Early clinical investigations of bevacizumab and chemoradiotherapy were closed early due to severe toxicity. A phase II trial of carboplatin, pemetrexed, and bevacizumab induction for two cycles followed by thoracic radiotherapy at a dose of 61.2 Gy in 34 fractions concurrently combined with the same chemotherapy in patients with stage III NSCLC showed that of five patients enrolled, two developed tracheoesophageal fistula, and one died of bilateral pulmonary hemorrhage, left ventricular dysfunction, and subsequent pneumonia [59]. Socinski et al. reported a phase I/II trial of carboplatin, paclitaxel, and bevacizumab for two cycles followed by chemoradiotherapy with weekly carboplatin, paclitaxel and biweekly bevacizumab, and thoracic radiotherapy at a dose of 74 Gy in 37 fractions.

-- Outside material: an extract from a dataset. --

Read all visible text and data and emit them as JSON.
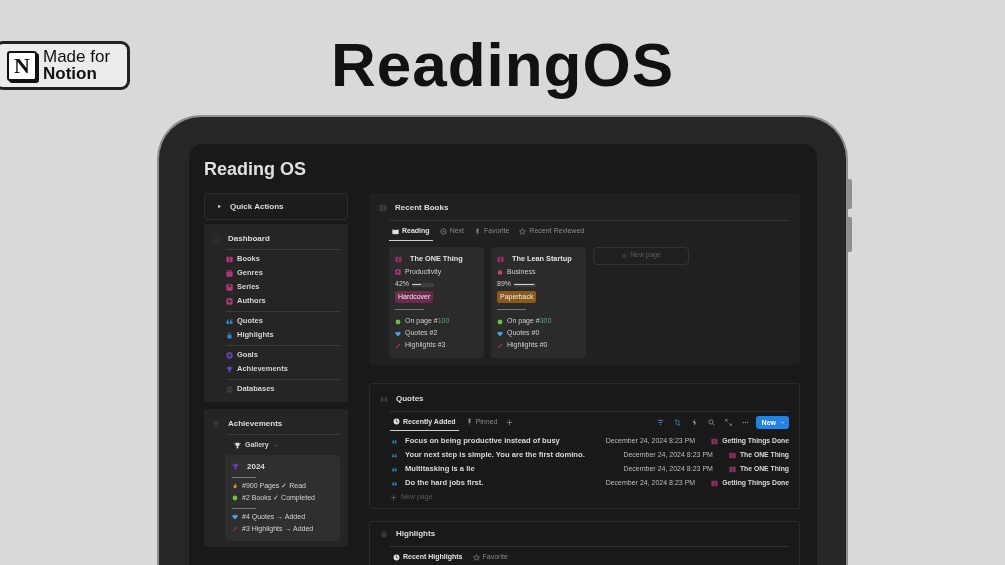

Patients in cohort 1 received no erlotinib, whereas patients in cohorts 2 and 3 also received erlotinib at 100 and 150 mg, respectively. Of 45 patients enrolled, one developed grade 3 pulmonary hemorrhage and another developed tracheoesophageal fistula [60]. A phase I trial of induction cisplatin-based doublet chemotherapy and subsequent thoracic radiotherapy to a total dose of 66 Gy in 33 fractions concurrently combined with escalating doses of bevacizumab showed that four of six patients developed pneumonitis [61]. These trials clearly showed that concurrent bevacizumab and thoracic radiotherapy was too toxic. Another feasibility trial of chemoradiotherapy followed by consolidation docetaxel and bevacizumab resulted in two grade 3 pneumonitis and two fatal pulmonary hemoptysis among 21 patients assessable for safety [62]. Thus, even after completion of chemoradiotherapy, bevacizumab develops serious toxicity.

5 The Current Issues and Future Directions

The current review disclosed many issues on incorporation of molecular-targeted agents into the treatment of unresectable stage III NSCLC. One strategy for the treatment of stage III disease has been selecting a drug with a survival benefit demonstrated in patients with stage IV NSCLC. In addition, special importance has been placed on synergistic effects shown by preclinical studies. However, these strategies used for conventional cytotoxic chemotherapy require amendment because little is known about combined effects and optimal schedule of molecular-targeted agents and radiation. Identification of patient populations most likely to benefit is also an important subject for both clinical and basic researchers. The EGFR mutation status is crucial when selecting treatment for patients with stage IV NSCLC, but its significance in the treatment of stage III NSCLC remains unknown, because no preclinical or clinical studies showed combined effects of EGFR-TKIs and radiation on EGFR-mutated tumors. Toxicity enhancement by the combination of molecular-targeted agents and radiation also requires further investigation. Observation of tumor-bearing mice treated with a molecular-targeted agent and radiation to the tumor is not enough to evaluate toxicity. Precise experiments focused on toxicity may be more helpful to predict toxicity of the combination in humans.